Voice Access provides hands-free control of Android devices, but it can only control what the software is able to identify. Accessibility labels in the software code can identify interactive icons and images for the AI, but it’s not uncommon for those labels to be missing. Voice Access couldn’t tell that an icon on a smartphone is an app it should tap open when asked without that label. Voice Access now skips the need for accessibility labels by applying its new IconNet model to “look” at the pixels in a screenshot. IconNet used advanced machine learning techniques and trained on more than 700,000 app screenshots labeled by the engineering team. Now, Voice Access relies on the model to match icons on the screen with its database, internally defining the buttons on the screen as though they had accessibility labels and interacting with them upon request.
“Addressing this challenge requires a system that can automatically detect icons using only the pixel values displayed on the screen, regardless of whether icons have been given suitable accessibility labels,” Google Research software engineers Gilles Baechler and Srinivas Sunkara explained in a blog post. “IconNet can detect 31 different icon types (to be extended to more than 70 types soon) based on UI screenshots alone. IconNet is optimized to run on-device for mobile environments, with a compact size and fast inference time to enable a seamless user experience.”
Voice Access debuted in beta nearly five years ago. The new iteration continues Google’s refinements to the app and its service, making Android smartphones and other devices usable by people who may have difficulty seeing the screen or using the touch-based system. Google reinvigorated Voice Access last year by adding natural language processing, instead of requiring a specific and limited set of commands and by making it compatible with older Android devices. The beta for Android 11 is also when Google first mentioned adding a ‘visual cortex’ to Voice Access that would improve how the AI labeled and interacted with on-screen visual elements. IconNet appears to be the culmination of that concept.
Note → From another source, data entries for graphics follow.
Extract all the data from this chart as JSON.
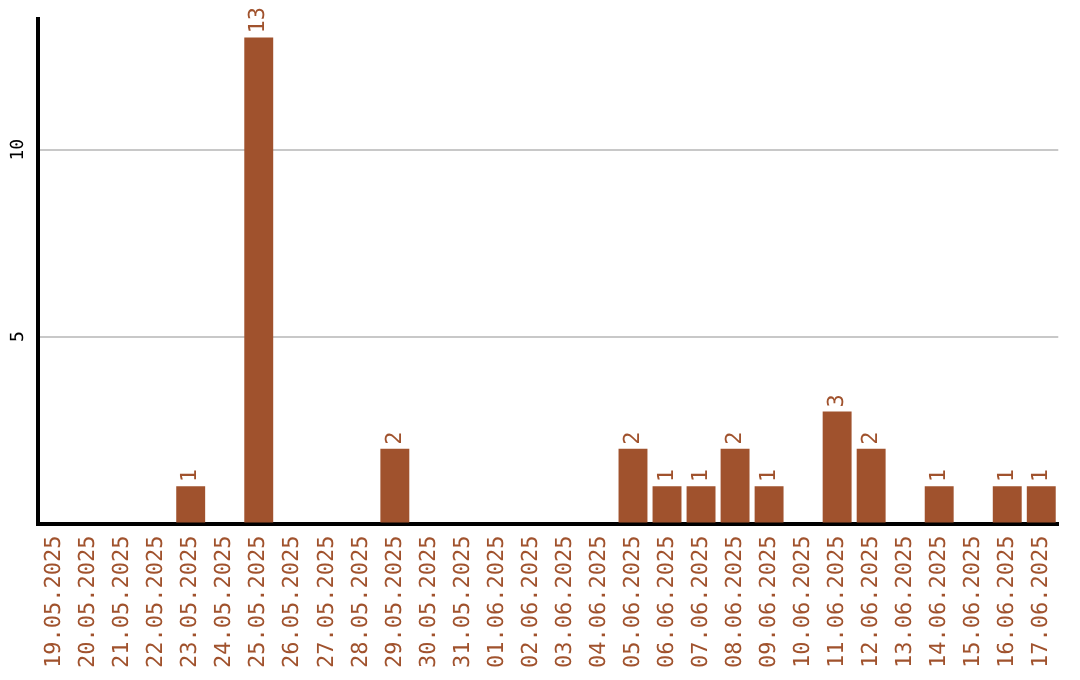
{
  "chart_data": {
    "type": "bar",
    "categories": [
      "19.05.2025",
      "20.05.2025",
      "21.05.2025",
      "22.05.2025",
      "23.05.2025",
      "24.05.2025",
      "25.05.2025",
      "26.05.2025",
      "27.05.2025",
      "28.05.2025",
      "29.05.2025",
      "30.05.2025",
      "31.05.2025",
      "01.06.2025",
      "02.06.2025",
      "03.06.2025",
      "04.06.2025",
      "05.06.2025",
      "06.06.2025",
      "07.06.2025",
      "08.06.2025",
      "09.06.2025",
      "10.06.2025",
      "11.06.2025",
      "12.06.2025",
      "13.06.2025",
      "14.06.2025",
      "15.06.2025",
      "16.06.2025",
      "17.06.2025"
    ],
    "values": [
      0,
      0,
      0,
      0,
      1,
      0,
      13,
      0,
      0,
      0,
      2,
      0,
      0,
      0,
      0,
      0,
      0,
      2,
      1,
      1,
      2,
      1,
      0,
      3,
      2,
      0,
      1,
      0,
      1,
      1
    ],
    "value_labels": [
      null,
      null,
      null,
      null,
      "1",
      null,
      "13",
      null,
      null,
      null,
      "2",
      null,
      null,
      null,
      null,
      null,
      null,
      "2",
      "1",
      "1",
      "2",
      "1",
      null,
      "3",
      "2",
      null,
      "1",
      null,
      "1",
      "1"
    ],
    "color": "#a0522d",
    "ylim": [
      0,
      13.5
    ],
    "yticks": [
      {
        "value": 0,
        "label": null
      },
      5,
      10
    ],
    "grid": "y",
    "legend": false
  }
}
Voice Access is part of Google’s larger accessibility program for Android. The tech giant has been rolling out several new and improved features in that vein, including Android Action Blocks, which combine Google Assistant commands into a single button on the home screen, and Sound Notifications, a feature alerting people who can’t hear critical noises like alarms or crying babies when those events occur. This year also brought eye-tracking controls to Google Assistant, an expanded Lookout feature that can read food labels for Android, and voice cues for Google Maps to guide people with limited sight.